La répression du corps à l’école était un thème classique après 1968 ; de nombreux ouvrages sont alors parus qui exploraient les modalités répressives non verbales liées aux réglementations, rituels et tolérances qui caractérisaient l’espace scolaire.
Au même moment, se sont développées à l’école durant les années 70, des activités, des pratiques scolaires et de découverte qui laissaient beaucoup plus de place aux possibilités d’expression physique et corporelle telles que :
modifications de conceptions au
sein du champ des activités physiques et sportives : développement de
l’expression corporelle, utilisation de techniques de relaxation, recours à la musique et à la danse,
activités de plein air et/ ou de
découverte avec déplacements laissant la part belle à l’aventure
corporelle : camps itinérants de vélo, camping semi sauvage,
Recours ou utilisation nouvelle
d’autres environnements : généralisation des activités aquatiques, courses
d’orientation, parcours de découverte.
Certaines de ces activités n’étaient pas nouvelles en soi ; celles qui étaient liées à l’idée d’aventure et de prise de risque dérivaient évidemment du scoutisme ; la nouveauté était leur prise en compte en milieu scolaire. Bien entendu, il convient de nuancer : ces évolutions de la tolérance de l’institution scolaire vis-à-vis d la place laissée au corps pendant le temps de l’école n’a pas concerné la majorité des élèves pour la simple raison que le plus grand nombre d’enseignants est resté durant cette période rétif à ces évolutions.
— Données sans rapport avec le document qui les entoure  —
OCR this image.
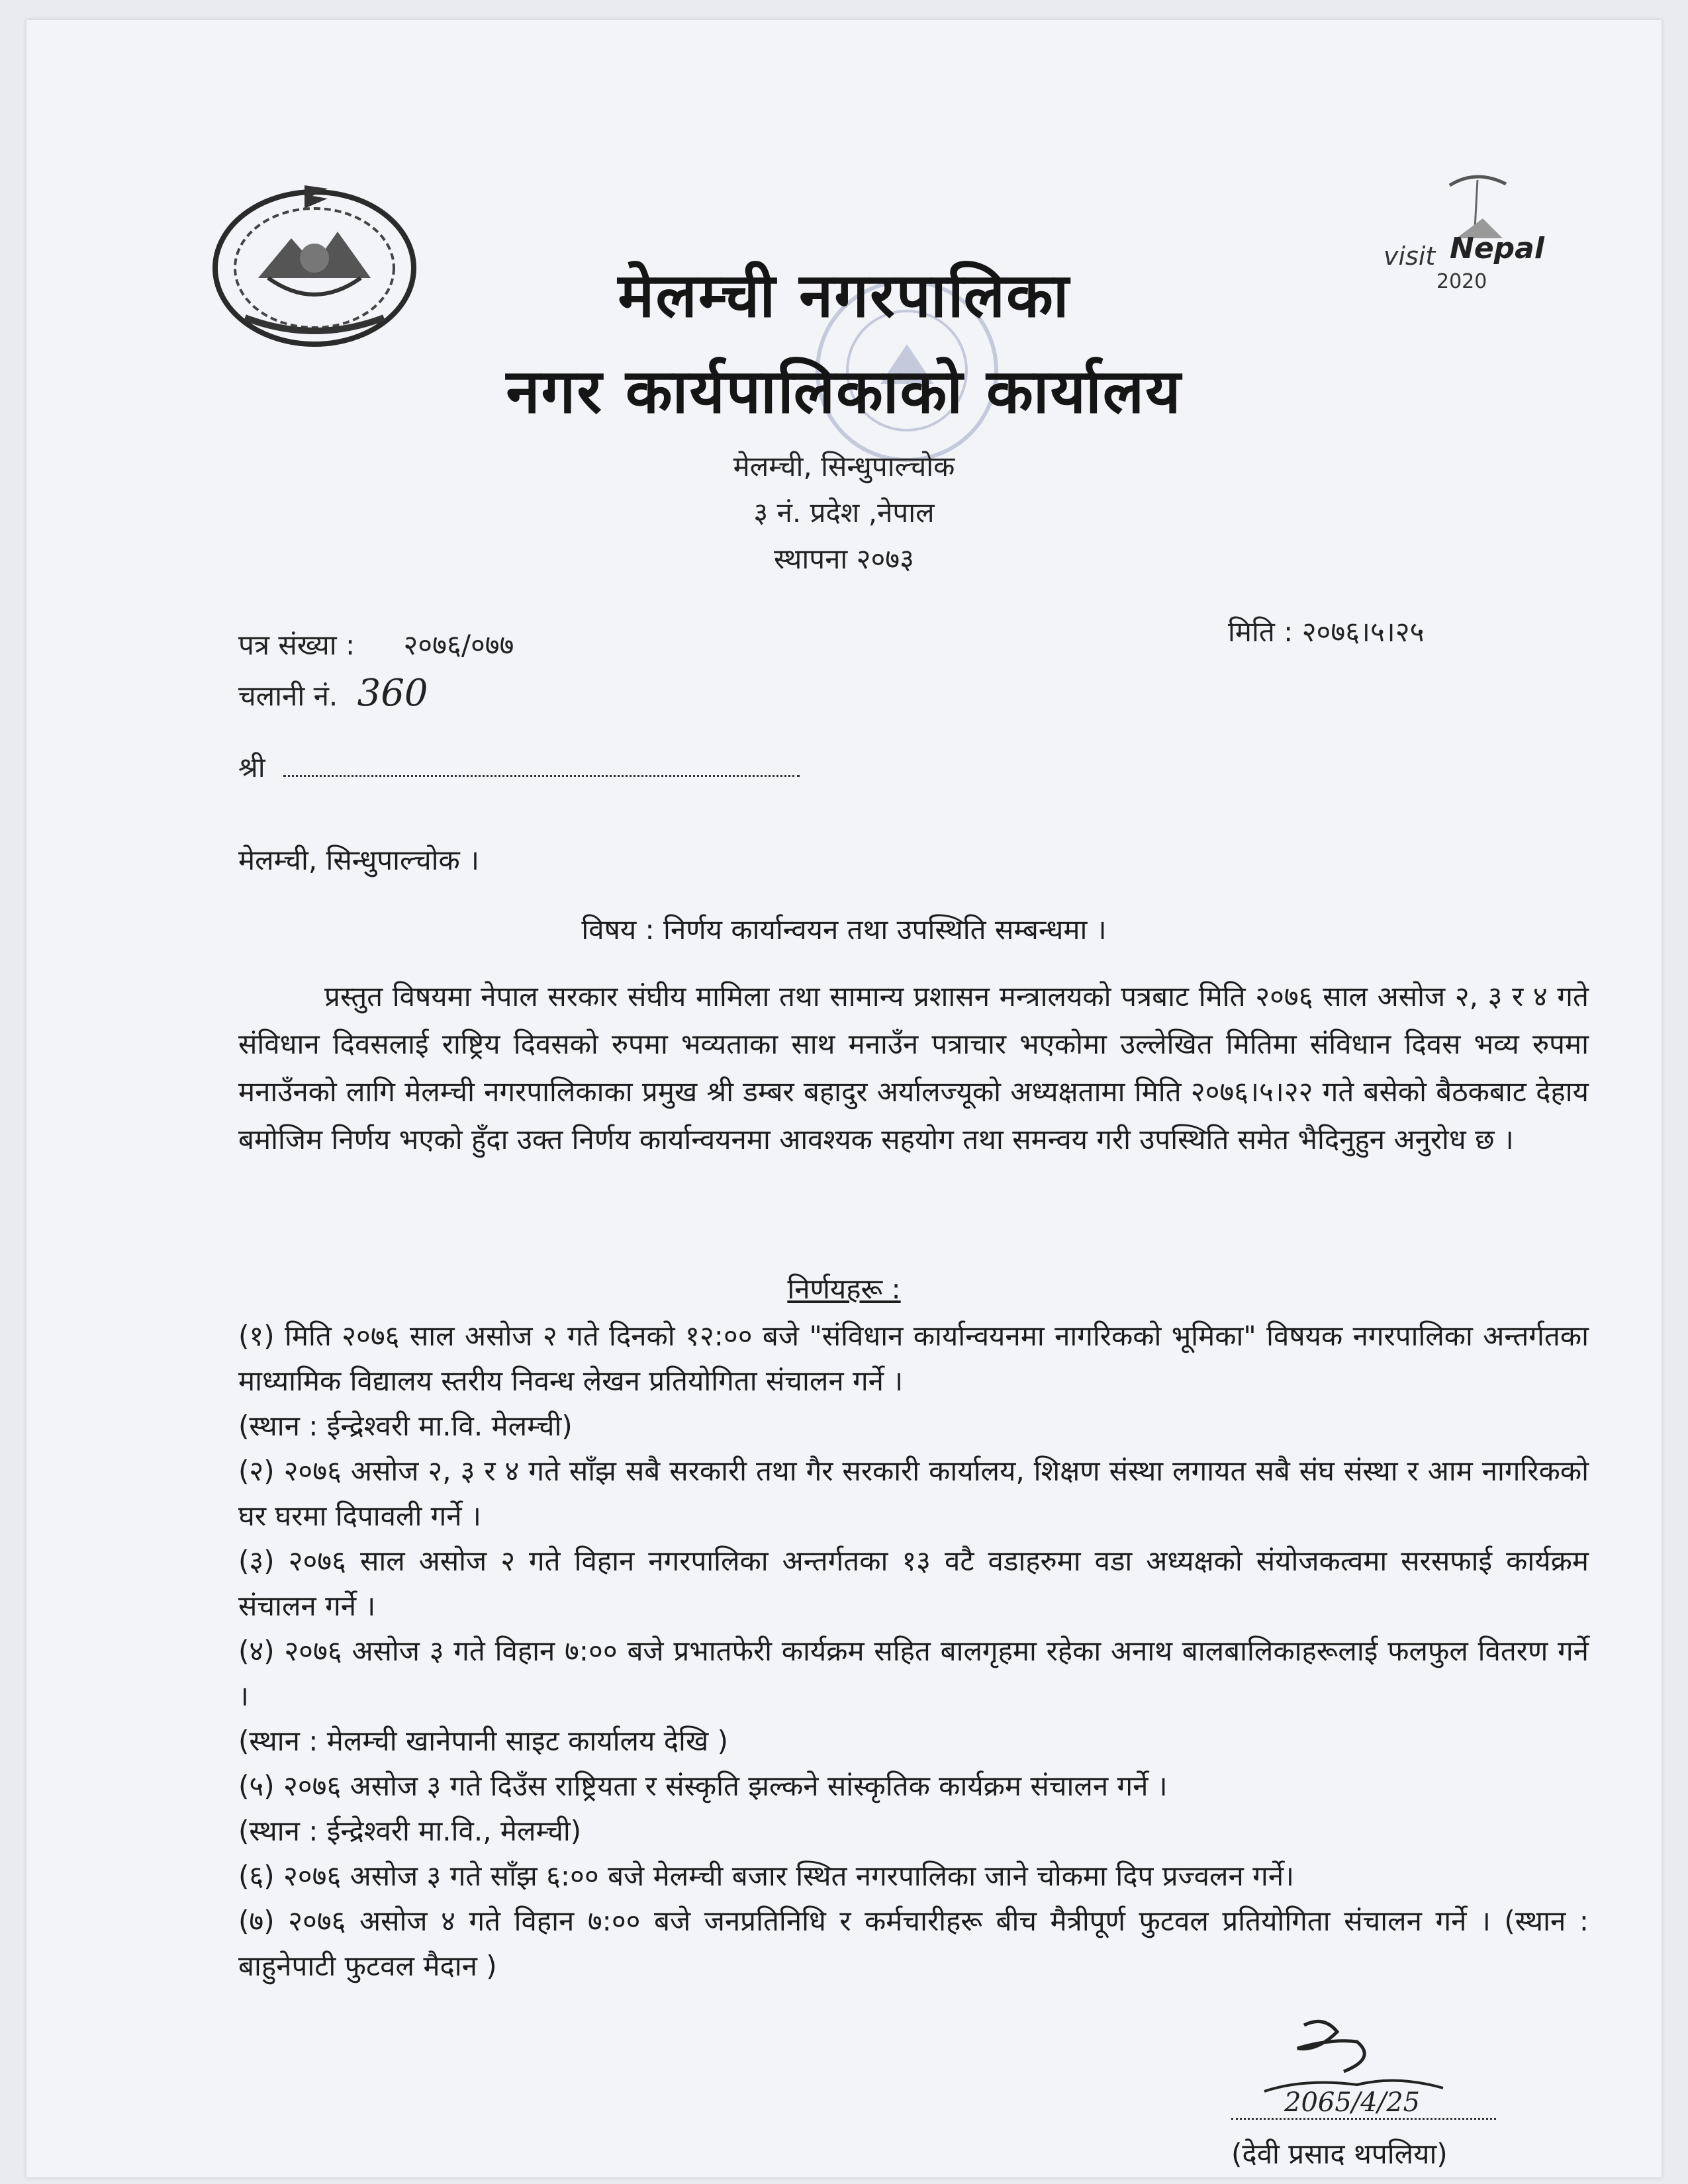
visit Nepal
2020
मेलम्ची नगरपालिका
नगर कार्यपालिकाको कार्यालय
मेलम्ची, सिन्धुपाल्चोक
३ नं. प्रदेश ,नेपाल
स्थापना २०७३
पत्र संख्या : २०७६/०७७
चलानी नं. 360
मिति : २०७६।५।२५
श्री
मेलम्ची, सिन्धुपाल्चोक ।
विषय : निर्णय कार्यान्वयन तथा उपस्थिति सम्बन्धमा ।
प्रस्तुत विषयमा नेपाल सरकार संघीय मामिला तथा सामान्य प्रशासन मन्त्रालयको पत्रबाट मिति २०७६ साल असोज २, ३ र ४ गते संविधान दिवसलाई राष्ट्रिय दिवसको रुपमा भव्यताका साथ मनाउँन पत्राचार भएकोमा उल्लेखित मितिमा संविधान दिवस भव्य रुपमा मनाउँनको लागि मेलम्ची नगरपालिकाका प्रमुख श्री डम्बर बहादुर अर्यालज्यूको अध्यक्षतामा मिति २०७६।५।२२ गते बसेको बैठकबाट देहाय बमोजिम निर्णय भएको हुँदा उक्त निर्णय कार्यान्वयनमा आवश्यक सहयोग तथा समन्वय गरी उपस्थिति समेत भैदिनुहुन अनुरोध छ ।
निर्णयहरू :
(१) मिति २०७६ साल असोज २ गते दिनको १२:०० बजे "संविधान कार्यान्वयनमा नागरिकको भूमिका" विषयक नगरपालिका अन्तर्गतका माध्यामिक विद्यालय स्तरीय निवन्ध लेखन प्रतियोगिता संचालन गर्ने ।
(स्थान : ईन्द्रेश्वरी मा.वि. मेलम्ची)
(२) २०७६ असोज २, ३ र ४ गते साँझ सबै सरकारी तथा गैर सरकारी कार्यालय, शिक्षण संस्था लगायत सबै संघ संस्था र आम नागरिकको घर घरमा दिपावली गर्ने ।
(३) २०७६ साल असोज २ गते विहान नगरपालिका अन्तर्गतका १३ वटै वडाहरुमा वडा अध्यक्षको संयोजकत्वमा सरसफाई कार्यक्रम संचालन गर्ने ।
(४) २०७६ असोज ३ गते विहान ७:०० बजे प्रभातफेरी कार्यक्रम सहित बालगृहमा रहेका अनाथ बालबालिकाहरूलाई फलफुल वितरण गर्ने ।
(स्थान : मेलम्ची खानेपानी साइट कार्यालय देखि )
(५) २०७६ असोज ३ गते दिउँस राष्ट्रियता र संस्कृति झल्कने सांस्कृतिक कार्यक्रम संचालन गर्ने ।
(स्थान : ईन्द्रेश्वरी मा.वि., मेलम्ची)
(६) २०७६ असोज ३ गते साँझ ६:०० बजे मेलम्ची बजार स्थित नगरपालिका जाने चोकमा दिप प्रज्वलन गर्ने।
(७) २०७६ असोज ४ गते विहान ७:०० बजे जनप्रतिनिधि र कर्मचारीहरू बीच मैत्रीपूर्ण फुटवल प्रतियोगिता संचालन गर्ने । (स्थान : बाहुनेपाटी फुटवल मैदान )
2065/4/25
(देवी प्रसाद थपलिया)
Par ailleurs, certaines de ces activités paraissent aujourd’hui non seulement encore actuelles mais quasiment généralisées (activités aquatiques pour presque tous les élèves, courses d’orientation encore pratiquées) ; certaines se sont même développées comme les pratiques théâtrales, de cirque ou nautiques (notamment durant les classes de découverte et séjours transplantées).
Pour autant, cette apparente continuité dissimule mal un changement radical : aujourd’hui les rares activités mettant en jeu le corps ne sont plus livrées à l’initiative de l’enseignant et à sa libre gestion du groupe des élèves ; les procédures d’agrément, d’accréditation , les règlementations drastiques, les limitations de budget, les pratiques de « marchés publics » ont eu raison à l’école de la plupart des initiatives nées d’une interaction entre le groupe d’enfants et l’enseignant, donnant une grande place à la découverte et l’expression corporelle ; les activités physiques ont été réorientées catégoriquement du côté du sport ; la discipline y est immédiatement mise en avant par des intervenants dont les pratiques sont normées par de nouvelles qualifications ou diplômes. Les plannings sont complètement définis à l’avance et les régimes d’autorisation complexes découragent assez bien la plupart des tentatives des enseignants de construire avec leurs élèves tout projet autonome ou alternatif de séjour ou d’activité.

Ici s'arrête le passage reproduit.